Monday, April 03, 2006

Mary Phipps Memorial

Mary's Daughter Mimi is in my Sunday School Class. Having an opportunity to meet her mother before she died was a blessing to me. This tribute by her son and son-in-law is a wonderful testimony to a Christian Lady.

Mary Frances Bailey was born in Waxahachie, Texas, on October 19, 1918 and was raised in Dallas except for a short time in Oklahoma City. Waxahachie was the ancestral home of her heart throughout her life because on her mother’s side her great grandparents bought farmland there. Her parents were introduced to each other on the square in Waxahachie. Many generations of the family rest in the Waxahachie cemetery where she will be buried today next to her husband.

She grew up in Oak Cliff as a middle child with an older brother and a younger sister. As a child she was always reading things like the Tarzan books, the Oz books, and magazines, so that it became a habit of her life. She eventually read hundreds of books on English history, the American civil war, all of Isak Dinesen, all of Anne Morrow Lindbergh, Amy Carmical, C. S. Lewis, the Christian psychiatrist Paul Tournier, the Christian anthropologist Arthur Custance, and all the Scottish and English divines from Lancelot Andrews and Samuel Rutherford to Andrew Bonar. How often she spoke to others about what she had "just read."

She not only read countless Bible commentaries, but always loved fiction writers like Dorothy Sayers, Agatha Christie, Dick Frances, and Jan Karon. Books shelved three deep, stacked in the heater closet, books read and reread, dog-eared, underlined and annotated, books cherished, Bibles read into disintegration—that was the mark and essence of Mary, a true original.

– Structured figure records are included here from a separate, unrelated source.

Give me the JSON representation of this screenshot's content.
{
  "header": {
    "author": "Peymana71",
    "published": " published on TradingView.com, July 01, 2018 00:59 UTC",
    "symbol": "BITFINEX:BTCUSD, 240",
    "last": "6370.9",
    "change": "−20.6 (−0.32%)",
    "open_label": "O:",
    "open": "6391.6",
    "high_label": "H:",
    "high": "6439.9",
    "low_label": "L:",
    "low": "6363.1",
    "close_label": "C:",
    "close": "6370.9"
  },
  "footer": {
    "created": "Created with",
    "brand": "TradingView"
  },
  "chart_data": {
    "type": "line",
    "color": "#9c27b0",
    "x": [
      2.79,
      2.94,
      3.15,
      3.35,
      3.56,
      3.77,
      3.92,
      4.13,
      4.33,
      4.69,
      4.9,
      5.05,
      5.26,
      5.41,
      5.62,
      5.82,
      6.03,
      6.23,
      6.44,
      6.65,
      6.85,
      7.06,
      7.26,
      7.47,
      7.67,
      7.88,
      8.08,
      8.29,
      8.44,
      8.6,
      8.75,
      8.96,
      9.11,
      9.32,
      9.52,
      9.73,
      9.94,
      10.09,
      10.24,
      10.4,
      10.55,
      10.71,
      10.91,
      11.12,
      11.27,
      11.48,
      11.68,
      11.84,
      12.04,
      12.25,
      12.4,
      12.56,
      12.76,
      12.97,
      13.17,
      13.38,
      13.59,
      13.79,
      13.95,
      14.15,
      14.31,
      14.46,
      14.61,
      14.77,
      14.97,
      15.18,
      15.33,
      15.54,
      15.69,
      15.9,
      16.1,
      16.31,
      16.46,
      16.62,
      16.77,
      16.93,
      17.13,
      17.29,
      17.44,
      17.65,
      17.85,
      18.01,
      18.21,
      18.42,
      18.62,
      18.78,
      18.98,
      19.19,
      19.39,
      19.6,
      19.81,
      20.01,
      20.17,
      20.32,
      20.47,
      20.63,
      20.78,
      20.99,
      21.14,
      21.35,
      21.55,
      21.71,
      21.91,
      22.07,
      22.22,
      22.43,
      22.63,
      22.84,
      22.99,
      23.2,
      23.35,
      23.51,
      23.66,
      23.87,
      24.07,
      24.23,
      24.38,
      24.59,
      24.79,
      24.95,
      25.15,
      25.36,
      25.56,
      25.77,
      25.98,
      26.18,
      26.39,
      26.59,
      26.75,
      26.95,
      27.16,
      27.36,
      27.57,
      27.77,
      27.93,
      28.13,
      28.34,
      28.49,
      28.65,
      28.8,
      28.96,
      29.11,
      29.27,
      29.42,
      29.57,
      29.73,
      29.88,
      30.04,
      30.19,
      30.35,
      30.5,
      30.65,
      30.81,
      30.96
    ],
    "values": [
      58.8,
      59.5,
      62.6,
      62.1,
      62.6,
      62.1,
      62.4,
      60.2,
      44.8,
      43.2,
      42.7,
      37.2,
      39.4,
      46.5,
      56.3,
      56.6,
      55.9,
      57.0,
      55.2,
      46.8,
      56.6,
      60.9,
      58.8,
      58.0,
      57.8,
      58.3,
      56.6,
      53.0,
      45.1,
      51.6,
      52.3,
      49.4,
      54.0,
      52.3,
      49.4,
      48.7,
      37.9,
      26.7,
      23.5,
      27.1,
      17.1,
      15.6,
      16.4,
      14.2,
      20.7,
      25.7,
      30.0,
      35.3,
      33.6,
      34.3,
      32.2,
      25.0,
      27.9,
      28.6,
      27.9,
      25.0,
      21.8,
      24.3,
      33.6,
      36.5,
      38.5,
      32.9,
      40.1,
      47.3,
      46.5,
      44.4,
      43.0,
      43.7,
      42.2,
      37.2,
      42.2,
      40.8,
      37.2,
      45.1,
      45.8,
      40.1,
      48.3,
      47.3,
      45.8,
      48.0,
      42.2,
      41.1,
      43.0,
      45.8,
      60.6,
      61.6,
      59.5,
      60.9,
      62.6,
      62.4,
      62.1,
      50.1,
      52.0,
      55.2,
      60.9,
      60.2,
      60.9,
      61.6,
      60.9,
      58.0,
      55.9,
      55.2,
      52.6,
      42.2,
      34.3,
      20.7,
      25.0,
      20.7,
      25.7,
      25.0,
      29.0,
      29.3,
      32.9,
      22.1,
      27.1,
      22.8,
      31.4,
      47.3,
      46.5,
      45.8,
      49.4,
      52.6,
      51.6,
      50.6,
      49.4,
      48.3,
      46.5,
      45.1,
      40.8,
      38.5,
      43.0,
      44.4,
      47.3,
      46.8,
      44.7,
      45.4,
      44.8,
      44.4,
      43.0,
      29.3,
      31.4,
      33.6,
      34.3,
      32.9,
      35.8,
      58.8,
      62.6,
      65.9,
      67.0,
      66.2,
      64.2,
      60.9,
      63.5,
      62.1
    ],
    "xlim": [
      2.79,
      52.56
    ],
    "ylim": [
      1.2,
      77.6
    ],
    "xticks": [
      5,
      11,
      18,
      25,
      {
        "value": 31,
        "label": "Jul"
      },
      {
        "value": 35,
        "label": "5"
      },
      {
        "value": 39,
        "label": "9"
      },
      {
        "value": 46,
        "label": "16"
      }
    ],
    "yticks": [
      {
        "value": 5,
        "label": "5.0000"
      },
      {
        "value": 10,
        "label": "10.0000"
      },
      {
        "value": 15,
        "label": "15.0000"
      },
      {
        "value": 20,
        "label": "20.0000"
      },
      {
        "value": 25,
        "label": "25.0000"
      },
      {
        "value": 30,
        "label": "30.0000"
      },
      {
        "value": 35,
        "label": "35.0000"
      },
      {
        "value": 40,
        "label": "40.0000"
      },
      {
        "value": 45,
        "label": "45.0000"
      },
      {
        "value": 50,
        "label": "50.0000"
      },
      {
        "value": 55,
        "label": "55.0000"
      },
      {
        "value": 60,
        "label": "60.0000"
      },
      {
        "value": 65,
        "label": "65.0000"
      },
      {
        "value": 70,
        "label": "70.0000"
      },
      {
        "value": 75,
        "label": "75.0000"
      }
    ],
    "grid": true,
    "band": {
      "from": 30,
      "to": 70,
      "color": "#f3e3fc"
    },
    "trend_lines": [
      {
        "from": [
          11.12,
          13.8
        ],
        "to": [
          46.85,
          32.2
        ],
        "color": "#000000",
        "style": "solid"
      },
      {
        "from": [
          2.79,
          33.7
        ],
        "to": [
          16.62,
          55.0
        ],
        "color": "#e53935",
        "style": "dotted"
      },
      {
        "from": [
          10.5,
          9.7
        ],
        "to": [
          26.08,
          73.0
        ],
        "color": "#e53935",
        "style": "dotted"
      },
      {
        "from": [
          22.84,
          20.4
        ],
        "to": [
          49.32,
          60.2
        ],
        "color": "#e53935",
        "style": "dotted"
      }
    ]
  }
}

Throughout her life she not only read a lot, but she wrote a lot. Starting in 1938 she kept a journal. She wrote down memorable things she read on whatever was handy. For her Sunday school teaching, she wrote her thoughts and quotations on the Bible passage on 5x7 index cards that weighed altogether about 50 lbs. at the time she suffered her stroke on May 10 of 2005. She probably taught every book of the Bible at least once. Not only did she teach, but she loved to hear good Bible teachers like Mrs. W. E. Hawkins, wife of the founder of Radio Revival.

She also talked a lot, but never nonsense and usually listened as much as she talked. Although she loved her Lord the most and time alone with Him, she also loved her family and friends, whom she often referred to as her "own." In fact, in her mind she imagined that many of her family and friends were with her in Nashville, making her feel more at home there. Her intelligence, kindness, sense of humor, and love for people as well as for ideas caused her to be a favorite at the extended care facility where she’s been living. After her recent decline, the workers asked us please not to move her down to a Comfort Care area because they wanted to continue helping us care for her until her death.

Her story as she told it was that as a teenager she was all wrapped up in movie magazines that glorified the likes of Clark Gable, Greta Garbo, and Clara Bow. Her father counseled her in earnest about the importance of the Christian faith, and at 15 she was wonderfully converted. A few years later after her father’s death, she wrote in her journal, "I’m glad I don’t have to think of that dear person as dead and buried, for I know better. ‘Absent from the body, at home with the Lord.’ I don’t imagine anyone was happier than Dad when he looked for the first time on the face of the One who loved him and gave Himself for him. How glad all these years to be like Him. ‘I shall be glad when I wake in Thy likeness.’ I remember hearing Mrs. Roper [her pastor’s wife] say the Lord never took anyone or anything away from us that He didn’t send someone or something to take the vacant place. And so then I asked Him to send someone to help fill the void left by Daddy’s absence. And it was the Lord Himself who did it. For He gave me such good times with Himself through His Word, teaching me to trust Him who never faileth and depend on Him in a way I’d never known before, telling me through the Bible that I had a heavenly Father who would care for me, for He cares for the widows and the fatherless. The Lord giveth and the Lord taketh away. Blessed be the Lord. And I’ll be glad when I see Him too, and we all stand together again and sing the song of the redeemed."

After high school Mary attended the Bible Institute of Los Angeles for one year, followed by jobs with Southwestern Life Insurance and the Dallas Morning News. There she met her husband Bill, recently home from the war. She set out deliberately to live as a Christian, to be a good wife and mother and to serve Christ with her life. Mary fell prey to sin like everyone else, but those times drove her to depend on God’s grace. Her consuming passion became the Bible and the Christian life. Her family and friends counted on her to pray for them every day, and she faithfully and joyfully took that business seriously. Now that her life’s work has ended, we know she would want her death to be the occasion for those of us still living to set the same course to follow Christ with our lives since she found such richness and joy in her daily relationship with the Lord.

After Mom’s stroke, she repeatedly instructed us that she wanted the hymn, The Sands of Time are Sinking, to be read at her funeral. She hounded us until we found the words for her. It expresses well the thought she often stated during the difficult days after her strokes that “if this is what the Lord has for me now, it’s ok with me.”